B) Emulation of a Xilinx platform (using Vitis):

  • Configure the device characteristics (e.g. which platform, number of devices) with the Xilinx Emulation Configuration Utility (emconfigutil) . Then you can use the TornadoVM Makefile and pass the configuration parameters as variables ( e.g. make xilinx_emulation FPGA_PLATFORM=<platform_name> NUM_OF_FPGA_DEVICES=<number_of_devices>). Be aware that the platform name must be the same with the device name in Step 1. The default options configure one xilinx_u50_gen3x16_xdma_201920_3 device.
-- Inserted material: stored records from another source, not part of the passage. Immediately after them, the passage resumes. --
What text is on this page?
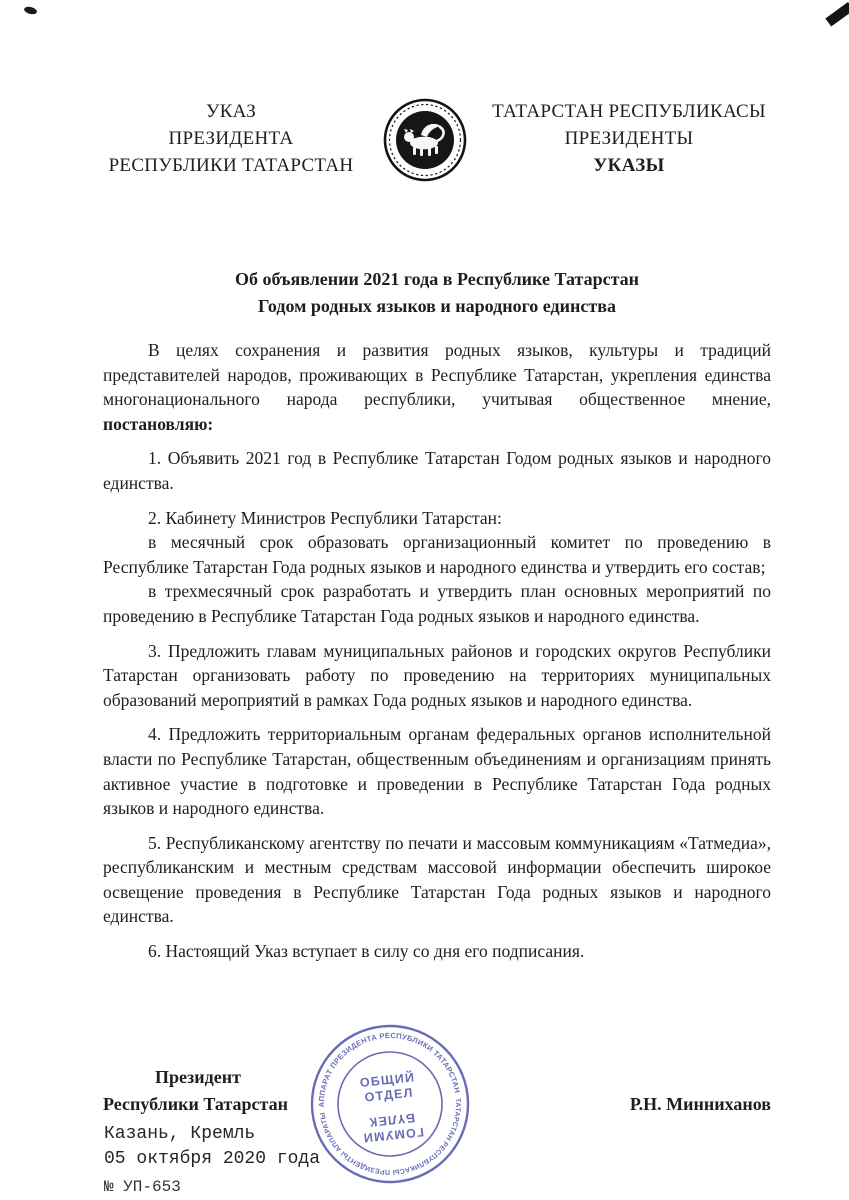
УКАЗ
ПРЕЗИДЕНТА
РЕСПУБЛИКИ ТАТАРСТАН
ТАТАРСТАН РЕСПУБЛИКАСЫ
ПРЕЗИДЕНТЫ
УКАЗЫ
Об объявлении 2021 года в Республике Татарстан
Годом родных языков и народного единства

В целях сохранения и развития родных языков, культуры и традиций представителей народов, проживающих в Республике Татарстан, укрепления единства многонационального народа республики, учитывая общественное мнение, постановляю:

1. Объявить 2021 год в Республике Татарстан Годом родных языков и народного единства.

2. Кабинету Министров Республики Татарстан:

в месячный срок образовать организационный комитет по проведению в Республике Татарстан Года родных языков и народного единства и утвердить его состав;

в трехмесячный срок разработать и утвердить план основных мероприятий по проведению в Республике Татарстан Года родных языков и народного единства.

3. Предложить главам муниципальных районов и городских округов Республики Татарстан организовать работу по проведению на территориях муниципальных образований мероприятий в рамках Года родных языков и народного единства.

4. Предложить территориальным органам федеральных органов исполнительной власти по Республике Татарстан, общественным объединениям и организациям принять активное участие в подготовке и проведении в Республике Татарстан Года родных языков и народного единства.

5. Республиканскому агентству по печати и массовым коммуникациям «Татмедиа», республиканским и местным средствам массовой информации обеспечить широкое освещение проведения в Республике Татарстан Года родных языков и народного единства.

6. Настоящий Указ вступает в силу со дня его подписания.

Президент
Республики Татарстан	Р.Н. Минниханов
Казань, Кремль
05 октября 2020 года
№ УП-653
АППАРАТ ПРЕЗИДЕНТА РЕСПУБЛИКИ ТАТАРСТАН
ТАТАРСТАН РЕСПУБЛИКАСЫ ПРЕЗИДЕНТЫ АППАРАТЫ
ОБЩИЙ
ОТДЕЛ
БҮЛЕК
ГОМУМИ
For example:

make xilinx_emulation FPGA_PLATFORM=xilinx_u50_gen3x16_xdma_201920_3 NUM_OF_FPGA_DEVICES=1
  • Set the XCL_EMULATION_MODE env variable to sw_emu, so as to enable the execution on the emulated device.

$ export XCL_EMULATION_MODE=sw_emu

Example:

tornado \
    --jvm="-Ds0.t0.device=0:1" \
    -m tornado.examples/uk.ac.manchester.tornado.examples.dynamic.DFTMT \
    --params="1024 normal 10"

Note: The emulation mode through SDAccel results in wrong results. However, when we run in the Full JIT or the Ahead of Time modes the kernels return correct results.